Still, the Kardashian case bears a striking resemblance to the Pink Panthers' signature modus operandi. Their calculated planning and efficient intelligence is the cornerstone of both their evasion and success. They're multilingual. They regenerate quickly. They opt for disguises that defy the stereotypically tailored wardrobe of an international crime ring, choosing low-key get ups like touristy Hawaiian shirts and golf gear, police uniforms and construction dickies to blend in. Their operation is both smart and swift. Once, they slathered a bench with a fresh coat of paint to deter any would-be witnesses from sitting on it. That attention to detail comes with homework before execution. 

Their audacity is as legendary as their crimes, making them something of a folkloric superpower in a geographical area hobbled by flagging industry and the aftermath of war. Dragan Ilic, a morning radio show host in Belgrade, told the Los Angeles Times, "They've become more than pure criminals, they're heroes." Even their name has a story behind it, bestowed in absentia by Scotland Yard after a blue diamond ring worth hundreds of thousands of dollars was unearthed from a jar of beauty cream, similar to a trick pulled in the original Pink Panther movie. And so they were legitimized, as most criminals are when their existence is stamped by public notoriety.

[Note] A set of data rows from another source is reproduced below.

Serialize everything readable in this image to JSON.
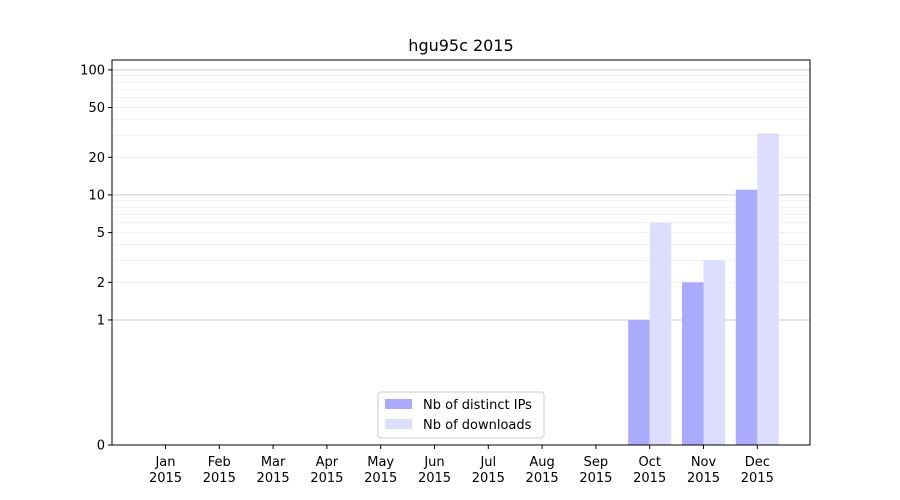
{
  "chart_data": {
    "type": "bar",
    "title": "hgu95c 2015",
    "xlabel": "",
    "ylabel": "",
    "yscale": "symlog",
    "ylim": [
      0,
      120
    ],
    "yticks": [
      0,
      1,
      2,
      5,
      10,
      20,
      50,
      100
    ],
    "categories": [
      [
        "Jan",
        "2015"
      ],
      [
        "Feb",
        "2015"
      ],
      [
        "Mar",
        "2015"
      ],
      [
        "Apr",
        "2015"
      ],
      [
        "May",
        "2015"
      ],
      [
        "Jun",
        "2015"
      ],
      [
        "Jul",
        "2015"
      ],
      [
        "Aug",
        "2015"
      ],
      [
        "Sep",
        "2015"
      ],
      [
        "Oct",
        "2015"
      ],
      [
        "Nov",
        "2015"
      ],
      [
        "Dec",
        "2015"
      ]
    ],
    "series": [
      {
        "name": "Nb of distinct IPs",
        "color": "#aaaaff",
        "values": [
          0,
          0,
          0,
          0,
          0,
          0,
          0,
          0,
          0,
          1,
          2,
          11
        ]
      },
      {
        "name": "Nb of downloads",
        "color": "#ddddff",
        "values": [
          0,
          0,
          0,
          0,
          0,
          0,
          0,
          0,
          0,
          6,
          3,
          31
        ]
      }
    ],
    "grid": "horizontal",
    "legend": "lower-center"
  }
}
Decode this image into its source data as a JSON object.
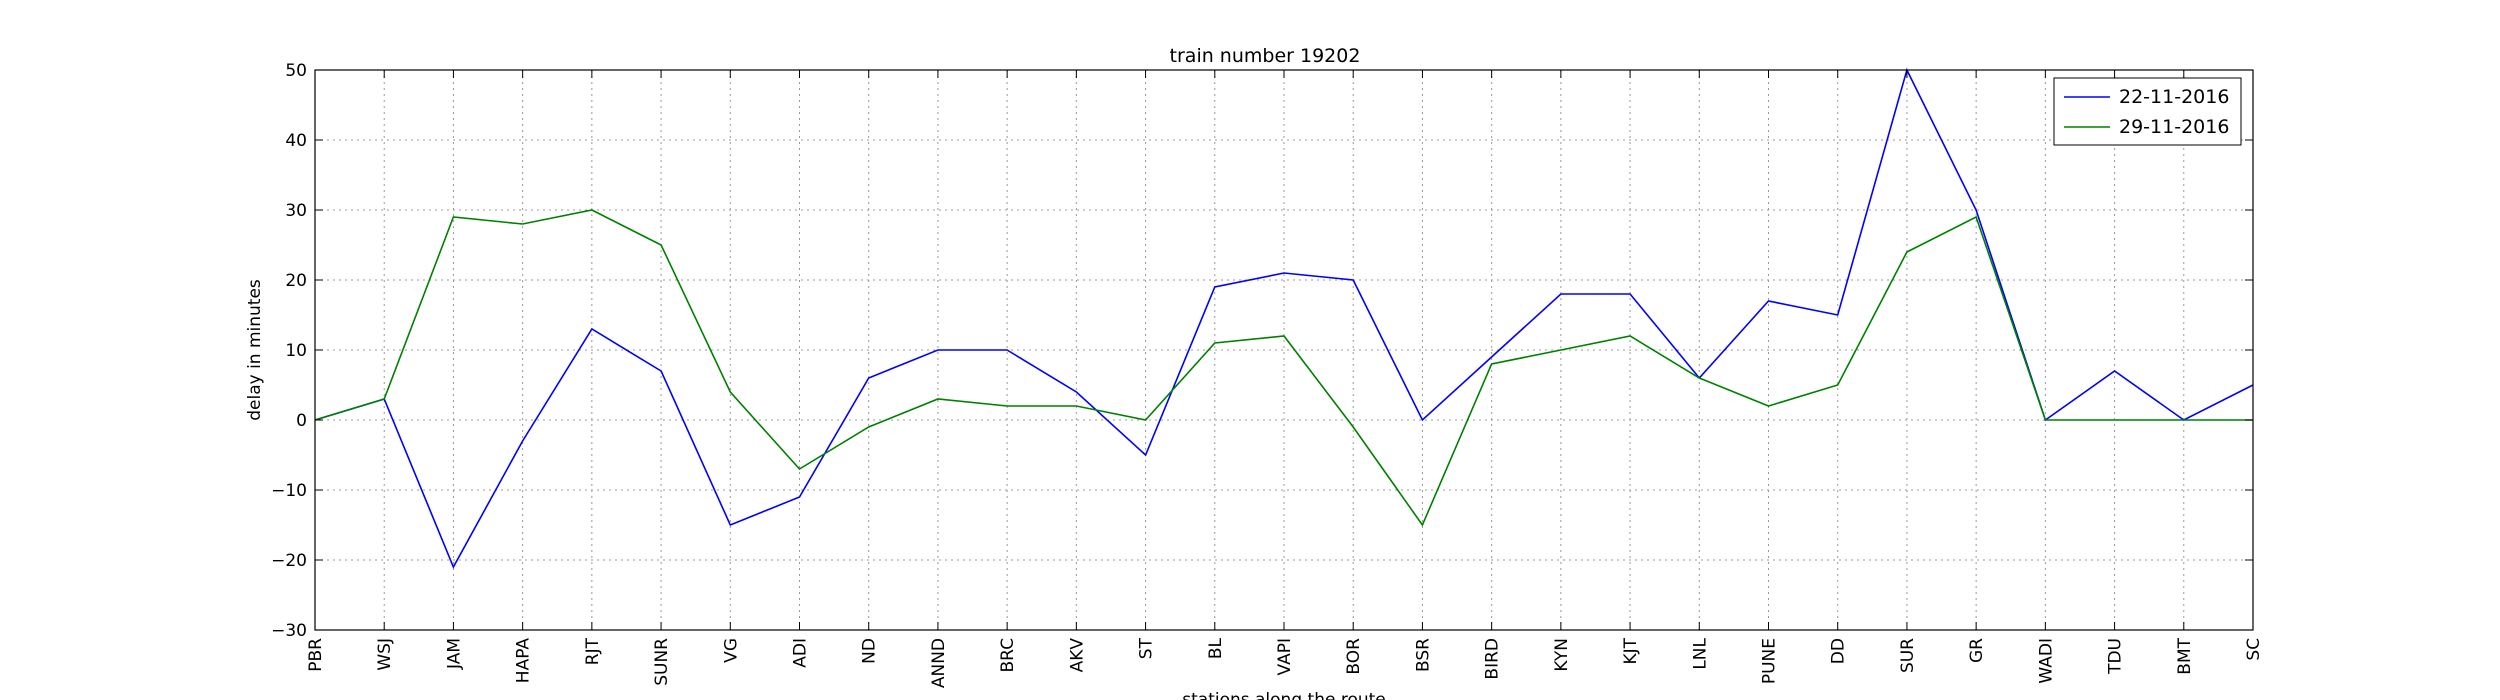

If they did commit the Kardashian heist, they could have easily done their research by studying her digs – i.e. her apartment in Hotel Pourtalès, favored by other elites like Madonna, Prince and Leonardo Di Caprio – and combing through her social media. Her life of opulence played out, post by post, could have made their research a little easier, Paris police spokeswoman Johanna Primevert told the Associated Press on Monday. The key calling card of the Pink Panthers: typically keeping violence to a minimum to avoid attracting the additional media attention and dogged police work that coincides with brutality. Luckily for Kim, whoever pulled off the robbery – whether or not it was the Pink Panthers themselves – stuck to that formula. And even the suggestion that they're behind this very public heist adds another layer to the mystery that makes the Pink Panthers part criminal enterprise, part folkloric legend.